From a total of 10 analysts covering Columbia Pipeline Partners (NYSE:CPPL) stock, 9 rate it a ”Buy”, 0 a “Sell”, and 3 a ”Hold”. This means that 75% of the ratings are positive. The highest target price is $34 while the lowest target price is $17. The mean of all analyst targets is $22.6 with a 52.93% above today’s ($15.04) stock price. Columbia Pipeline Partners was the topic of 6 analyst reports since July 24, 2015 according to the firm StockzIntelligence Inc. Jefferies upgraded shares on October 8 to “Buy” rating. Wells Fargo initiated CPPL stock in a recent report from August 28 with “Market Perform” rating.
Approximately 164,612 shares of stock traded hands. Columbia Pipeline Partners LP (NYSE:CPPL) has declined 43.42% since May 12, 2015 and is downtrending. It has underperformed by 39.74% the S&P500.
Columbia Pipeline Partners LP is a limited partnership, which owns, operates and develops a portfolio of natural gas pipelines, storage and related midstream assets. The company has a market cap of $1.54 billion. The Company’s business and activities are conducted through CPG OpCo LP and its subsidiaries, which owns and operates substantially all of the natural gas transmission, storage and midstream assets of Columbia Energy Group . It has 12.52 P/E ratio.

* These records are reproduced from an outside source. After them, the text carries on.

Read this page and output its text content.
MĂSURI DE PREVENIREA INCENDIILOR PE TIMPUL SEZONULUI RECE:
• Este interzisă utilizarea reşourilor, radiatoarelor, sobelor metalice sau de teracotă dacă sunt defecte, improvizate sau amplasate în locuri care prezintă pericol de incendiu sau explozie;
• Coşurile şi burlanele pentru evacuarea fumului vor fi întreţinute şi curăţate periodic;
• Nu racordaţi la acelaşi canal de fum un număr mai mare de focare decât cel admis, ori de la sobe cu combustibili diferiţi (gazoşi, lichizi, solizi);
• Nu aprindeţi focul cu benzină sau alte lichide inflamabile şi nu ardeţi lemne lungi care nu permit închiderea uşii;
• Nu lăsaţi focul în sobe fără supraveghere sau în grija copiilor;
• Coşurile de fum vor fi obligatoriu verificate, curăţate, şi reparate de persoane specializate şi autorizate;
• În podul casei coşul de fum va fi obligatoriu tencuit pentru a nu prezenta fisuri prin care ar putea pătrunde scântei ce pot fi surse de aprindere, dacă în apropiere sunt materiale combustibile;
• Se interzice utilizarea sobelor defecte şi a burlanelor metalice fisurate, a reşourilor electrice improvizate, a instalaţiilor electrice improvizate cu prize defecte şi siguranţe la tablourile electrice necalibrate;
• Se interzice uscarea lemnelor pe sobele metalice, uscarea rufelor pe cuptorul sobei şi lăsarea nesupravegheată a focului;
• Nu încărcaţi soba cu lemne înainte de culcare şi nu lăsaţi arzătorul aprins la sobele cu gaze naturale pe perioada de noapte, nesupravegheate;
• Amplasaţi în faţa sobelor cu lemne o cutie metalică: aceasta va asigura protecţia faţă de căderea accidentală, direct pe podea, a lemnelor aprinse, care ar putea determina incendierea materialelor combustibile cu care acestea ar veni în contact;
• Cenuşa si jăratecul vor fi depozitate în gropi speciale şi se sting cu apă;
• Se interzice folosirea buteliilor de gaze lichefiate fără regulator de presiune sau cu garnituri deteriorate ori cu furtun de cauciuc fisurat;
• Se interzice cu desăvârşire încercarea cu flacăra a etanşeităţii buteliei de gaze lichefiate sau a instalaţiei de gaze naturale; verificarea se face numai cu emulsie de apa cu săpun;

According to Zacks Investment Research, “Columbia Pipeline Partners LP is engaged in owning, operating and developing natural gas transmission pipelines, storage and related midstream assets. It serves local distribution companies, municipal utilities, direct industrial users, electric power generators, marketers, producers and LNG exporters. Columbia Pipeline Partners LP is based in Houston, United States.”